StreetPass Mii Plaza is a built-in application included with every Nintendo 3DS family device and the primary application for StreetPass interactivity. Here, players can set up their Mii to appear on other 3DS devices that it encounters via StreetPass. Up to ten Miis can be brought into the plaza at a time and taken into various minigames.

=== StreetPass Relay ===
StreetPass Relay was announced during an analyst briefing at E3 2013, where Nintendo announced that it was creating thousands of new StreetPass Relay stations across the United States and Europe. Nintendo planned to turn over 29,000 Wi-Fi access points into relays in the US, while Europe would see approximately 30,000. With this network, Nintendo aimed to vastly improve the functionality of the 3DS and enable players to find more Miis in their StreetPass Mii Plaza. It was powered by Hbase, Puppet, fluentd, and Amazon Web Services cloud technologies.

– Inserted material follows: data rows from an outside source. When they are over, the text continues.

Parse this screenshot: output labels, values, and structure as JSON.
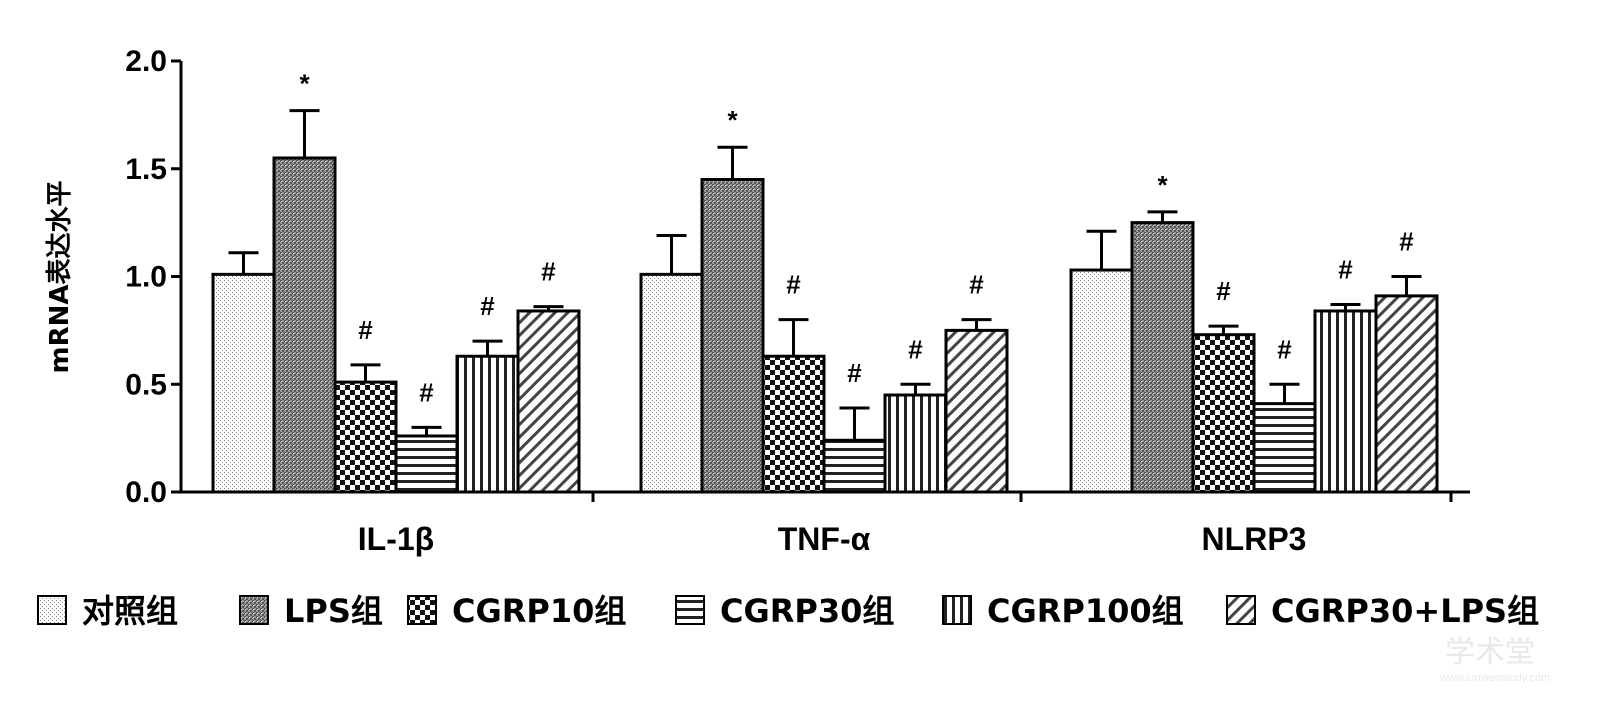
{
  "chart_data": {
    "type": "bar",
    "ylabel": "mRNA表达水平",
    "ylim": [
      0,
      2.0
    ],
    "yticks": [
      "0.0",
      "0.5",
      "1.0",
      "1.5",
      "2.0"
    ],
    "categories": [
      "IL-1β",
      "TNF-α",
      "NLRP3"
    ],
    "grid": false,
    "legend_position": "bottom",
    "series": [
      {
        "name": "对照组",
        "pattern": "dots",
        "values": [
          1.01,
          1.01,
          1.03
        ],
        "errors": [
          0.1,
          0.18,
          0.18
        ],
        "marks": [
          "",
          "",
          ""
        ]
      },
      {
        "name": "LPS组",
        "pattern": "crosshatch",
        "values": [
          1.55,
          1.45,
          1.25
        ],
        "errors": [
          0.22,
          0.15,
          0.05
        ],
        "marks": [
          "*",
          "*",
          "*"
        ]
      },
      {
        "name": "CGRP10组",
        "pattern": "checker",
        "values": [
          0.51,
          0.63,
          0.73
        ],
        "errors": [
          0.08,
          0.17,
          0.04
        ],
        "marks": [
          "#",
          "#",
          "#"
        ]
      },
      {
        "name": "CGRP30组",
        "pattern": "horizontal",
        "values": [
          0.26,
          0.24,
          0.41
        ],
        "errors": [
          0.04,
          0.15,
          0.09
        ],
        "marks": [
          "#",
          "#",
          "#"
        ]
      },
      {
        "name": "CGRP100组",
        "pattern": "vertical",
        "values": [
          0.63,
          0.45,
          0.84
        ],
        "errors": [
          0.07,
          0.05,
          0.03
        ],
        "marks": [
          "#",
          "#",
          "#"
        ]
      },
      {
        "name": "CGRP30+LPS组",
        "pattern": "diagonal",
        "values": [
          0.84,
          0.75,
          0.91
        ],
        "errors": [
          0.02,
          0.05,
          0.09
        ],
        "marks": [
          "#",
          "#",
          "#"
        ]
      }
    ]
  },
  "watermark": {
    "main": "学术堂",
    "sub": "www.lunwenstudy.com"
  }
}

StreetPass Relay points were located at Nintendo Zones all across the country. When a Nintendo 3DS user got near a StreetPass Relay point, it automatically forwarded their StreetPass data to Nintendo's servers which stored it temporarily to pass it on to the next Nintendo 3DS user to pass by the same relay point. The Nintendo servers kept track of each relay point by the MAC address of the node. StreetPass Relay points supported StreetPass data for various games each time a Nintendo 3DS user passes by. This meant the user could get StreetPass data for several games at once.

On March 28, 2018, StreetPass Relays worldwide were shut down, with the exception of Best Buy locations in Canada.